Part 35 (2/2)
”What about?”
”That. It isn't any good. It really isn't.”
”Why isn't it? I know I'm rather a queer chap. And I've got an ugly face--”
”I love your _face_....”
She loved it, with its composure and its candour, its slightly flattened features, laid back; its little surprised moustache, its short-sighted eyes and its sadness.
”It's the dearest face. But--”
”I suppose,” he said, ”it sounds a bit startling and sudden. But if you'd been bottling it up as long as I have--Why, I loved you the first time I saw you. On the boat.... So you see, it's you. It isn't just anything you've done.”
”If you knew what I _have_ done, my dear. If you only knew. You wouldn't want to marry me.”
She would have to tell him. That would put him off. That would stop him. If she had loved him she would have had to tell him, as she had told John.
”I'm going to tell you....”
She wondered whether he had really listened.
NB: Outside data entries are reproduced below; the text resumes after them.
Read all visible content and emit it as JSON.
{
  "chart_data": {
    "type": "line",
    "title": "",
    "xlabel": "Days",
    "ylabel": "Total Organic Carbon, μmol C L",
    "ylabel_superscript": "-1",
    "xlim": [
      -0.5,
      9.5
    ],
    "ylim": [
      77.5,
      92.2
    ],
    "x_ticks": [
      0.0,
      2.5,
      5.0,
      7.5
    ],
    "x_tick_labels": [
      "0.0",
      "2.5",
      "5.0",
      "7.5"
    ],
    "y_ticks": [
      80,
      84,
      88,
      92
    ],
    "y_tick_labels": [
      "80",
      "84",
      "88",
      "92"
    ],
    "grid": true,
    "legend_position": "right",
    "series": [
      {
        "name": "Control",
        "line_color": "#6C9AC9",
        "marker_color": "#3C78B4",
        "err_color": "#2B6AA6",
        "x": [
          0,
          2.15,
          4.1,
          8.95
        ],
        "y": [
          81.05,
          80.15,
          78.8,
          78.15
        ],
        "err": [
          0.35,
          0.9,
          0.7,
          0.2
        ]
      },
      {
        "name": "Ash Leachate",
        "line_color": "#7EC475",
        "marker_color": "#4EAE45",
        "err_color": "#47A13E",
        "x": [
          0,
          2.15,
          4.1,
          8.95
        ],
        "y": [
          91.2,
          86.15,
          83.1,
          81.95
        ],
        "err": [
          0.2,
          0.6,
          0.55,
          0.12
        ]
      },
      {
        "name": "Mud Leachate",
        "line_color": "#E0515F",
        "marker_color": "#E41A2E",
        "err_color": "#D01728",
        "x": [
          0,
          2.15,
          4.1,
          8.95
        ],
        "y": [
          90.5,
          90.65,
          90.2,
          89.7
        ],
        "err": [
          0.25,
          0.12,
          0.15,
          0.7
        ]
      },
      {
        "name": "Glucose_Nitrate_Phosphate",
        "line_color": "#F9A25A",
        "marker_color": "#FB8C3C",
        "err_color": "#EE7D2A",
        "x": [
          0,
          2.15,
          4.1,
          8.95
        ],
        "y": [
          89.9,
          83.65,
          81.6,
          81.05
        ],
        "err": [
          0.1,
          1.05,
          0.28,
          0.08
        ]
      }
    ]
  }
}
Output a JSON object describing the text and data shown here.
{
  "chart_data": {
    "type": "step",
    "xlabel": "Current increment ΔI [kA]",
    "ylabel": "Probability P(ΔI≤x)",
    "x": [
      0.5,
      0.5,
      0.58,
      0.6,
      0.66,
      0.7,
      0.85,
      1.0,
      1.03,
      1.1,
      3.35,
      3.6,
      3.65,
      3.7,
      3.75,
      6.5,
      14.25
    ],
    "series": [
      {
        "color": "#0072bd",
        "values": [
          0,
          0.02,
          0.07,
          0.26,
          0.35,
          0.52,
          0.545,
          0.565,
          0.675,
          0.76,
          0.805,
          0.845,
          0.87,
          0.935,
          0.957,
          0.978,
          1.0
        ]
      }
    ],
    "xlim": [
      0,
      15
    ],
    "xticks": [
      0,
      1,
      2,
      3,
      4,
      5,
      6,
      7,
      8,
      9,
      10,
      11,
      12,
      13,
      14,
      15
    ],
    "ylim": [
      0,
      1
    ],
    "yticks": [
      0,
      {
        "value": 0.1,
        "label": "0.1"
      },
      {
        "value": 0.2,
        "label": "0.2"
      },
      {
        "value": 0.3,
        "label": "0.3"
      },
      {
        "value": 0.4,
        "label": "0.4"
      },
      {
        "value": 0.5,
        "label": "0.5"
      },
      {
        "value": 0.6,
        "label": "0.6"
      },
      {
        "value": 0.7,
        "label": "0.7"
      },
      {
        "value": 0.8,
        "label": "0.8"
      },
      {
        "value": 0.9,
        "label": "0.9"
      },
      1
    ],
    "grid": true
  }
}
A queer smile played about his mouth. He looked as if he had been thinking of something else all the time.
”What are you smiling at?”
”Your supposing that that would make any difference.”
”Doesn't it?”
”Not a bit. Not a little bit.... Besides I knew it.”
”Who--who told you?”
”The only other person who knew about it, I suppose--Conway.”
”He betrayed me?”
”He betrayed you. Is there any vile thing he didn't do?”
And it was as it had been before. The nuns came out again, bringing the great cups of hot black coffee, coming and going gently. Only this time she couldn't drink.
”It's awful of us,” she said, ”to talk about him this way when he's dead.”
”He isn't dead as long as he makes you feel like that. As long as he keeps you from me.”
A long pause. And then, ”Billy--he wasn't my lover.”
”I know that,” he said fiercely. ”He took good care to tell me.”